O Departamento de Justiça dos Estados Unidos anunciou nesta sexta-feira que três sauditas que estavam detidos na prisão americana de Guantánamo, em Cuba, foram transferidos para um campo de prisioneiros na Arábia Saudita, onde serão submetidos a um "programa de reabilitação".

Os casos de Khalid Saad Mohammed, Abdalaziz Karim Salim Al Noofayai e Ahmed Zaid Salim Zuhair serão examinados pelas autoridades judiciais sauditas, após os três rejeitarem um programa de reinserção proposto pelo governo de Riad.

A trasnferência dos três detentos eleva a nove o número de presos removidos de Guantánamo esta semana, para países como Chade, Bermudas e Iraque. No total, 11 detentos já saíram da prisão na ilha de Cuba desde que Barack Obama assumiu a Presidência americana.

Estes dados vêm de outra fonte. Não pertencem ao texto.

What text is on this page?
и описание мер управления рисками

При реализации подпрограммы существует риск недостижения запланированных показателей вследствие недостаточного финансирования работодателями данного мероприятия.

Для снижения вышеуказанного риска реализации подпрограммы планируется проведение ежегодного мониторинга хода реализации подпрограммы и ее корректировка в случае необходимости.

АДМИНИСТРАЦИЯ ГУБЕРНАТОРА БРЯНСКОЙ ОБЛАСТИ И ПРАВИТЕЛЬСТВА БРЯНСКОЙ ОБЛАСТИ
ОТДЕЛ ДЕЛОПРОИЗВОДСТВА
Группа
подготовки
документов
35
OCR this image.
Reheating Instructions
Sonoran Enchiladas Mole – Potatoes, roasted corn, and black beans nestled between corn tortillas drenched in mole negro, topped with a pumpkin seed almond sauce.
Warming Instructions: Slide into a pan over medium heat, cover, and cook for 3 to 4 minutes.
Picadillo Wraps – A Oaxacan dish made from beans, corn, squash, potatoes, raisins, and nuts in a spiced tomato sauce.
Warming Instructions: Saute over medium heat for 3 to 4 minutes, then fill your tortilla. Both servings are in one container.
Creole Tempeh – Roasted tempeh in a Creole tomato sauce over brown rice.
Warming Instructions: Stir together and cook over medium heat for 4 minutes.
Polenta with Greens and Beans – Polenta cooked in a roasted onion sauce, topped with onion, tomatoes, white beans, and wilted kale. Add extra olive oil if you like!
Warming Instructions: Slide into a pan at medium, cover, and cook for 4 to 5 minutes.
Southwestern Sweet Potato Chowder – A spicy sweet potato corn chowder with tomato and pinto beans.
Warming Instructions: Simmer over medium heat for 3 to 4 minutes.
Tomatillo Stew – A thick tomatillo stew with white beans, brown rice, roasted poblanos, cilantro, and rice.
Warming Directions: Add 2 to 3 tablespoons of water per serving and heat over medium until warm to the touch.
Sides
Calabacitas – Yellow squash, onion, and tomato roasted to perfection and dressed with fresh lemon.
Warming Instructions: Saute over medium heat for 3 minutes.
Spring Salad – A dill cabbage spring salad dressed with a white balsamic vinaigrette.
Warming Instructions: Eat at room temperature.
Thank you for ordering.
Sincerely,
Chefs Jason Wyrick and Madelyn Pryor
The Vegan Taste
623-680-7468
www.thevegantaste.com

"Representa o maior número de traslados em uma semana em mais de um ano e ocorre, em grande parte, graças à vontade dos governos estrangeiros de trabalhar com os Estados Unidos neste problema tão importante e colaborar com o fechamento do centro de detenção", disse Matthew Olsen, que dirige o grupo de trabalho da administração Obama sobre Guantánamo.

Na quinta-feira passada, quatro dos 17 uigures chineses detidos em Guantánamo e isentos de qualquer acusação de terrorismo partiram para as Bermudas.

Palau, uma remota nação no Pacífico Sul, dependente de ajuda americana, se ofereceu para receber 13 muçulmanos chineses da etnia uigur que permanecem em Guantánamo. Representantes do governo palauense visitarão a prisão nos próximos dias.

Guantánamo

O campo de detenção de Guantánamo, localizado em uma base militar na ilha de Cuba sob controle dos EUA desde o século 19, foi criado pelo governo Bush para prender e interrogar suspeitos estrangeiros de terrorismo após os atentados de 11 de setembro de 2001, que mataram cerca de 3.000 pessoas.

A prisão fazia parte da estratégia de criar um limbo legal para os detidos na "guerra ao terror". Pelo entendimento do antigo governo, os suspeitos não podiam recorrer às garantias da Constituição americana --já que não estavam nos EUA-- e não precisavam ser tratados de acordo com a Convenção de Genebra --por não serem considerados prisioneiros de guerra, já que não combatiam legalmente por nenhum país.

Mais de 530 prisioneiros foram posteriormente libertados ou transferidos para outros países durante o governo Bush, e dois foram libertados desde que Obama tomou posse em 20 de janeiro último.

No mês passado, um relatório do Departamento de Estado americano informou que 5% dos prisioneiros da base militar haviam participado de atividades terroristas depois de ser libertados.

A base naval dos EUA em Guantánamo foi fundada em 1898, durante a guerra Hispano-Americana. Um tratado de 1934 determina que ela só pode ser devolvida a Cuba por acordo mútuo ou uma saída unilateral dos EUA. O regime comunista de Cuba, que subiu ao poder em 1959, pede a devolução do território, de 115 km², e não aceita os pagamentos feitos pelos EUA pela utilização da base.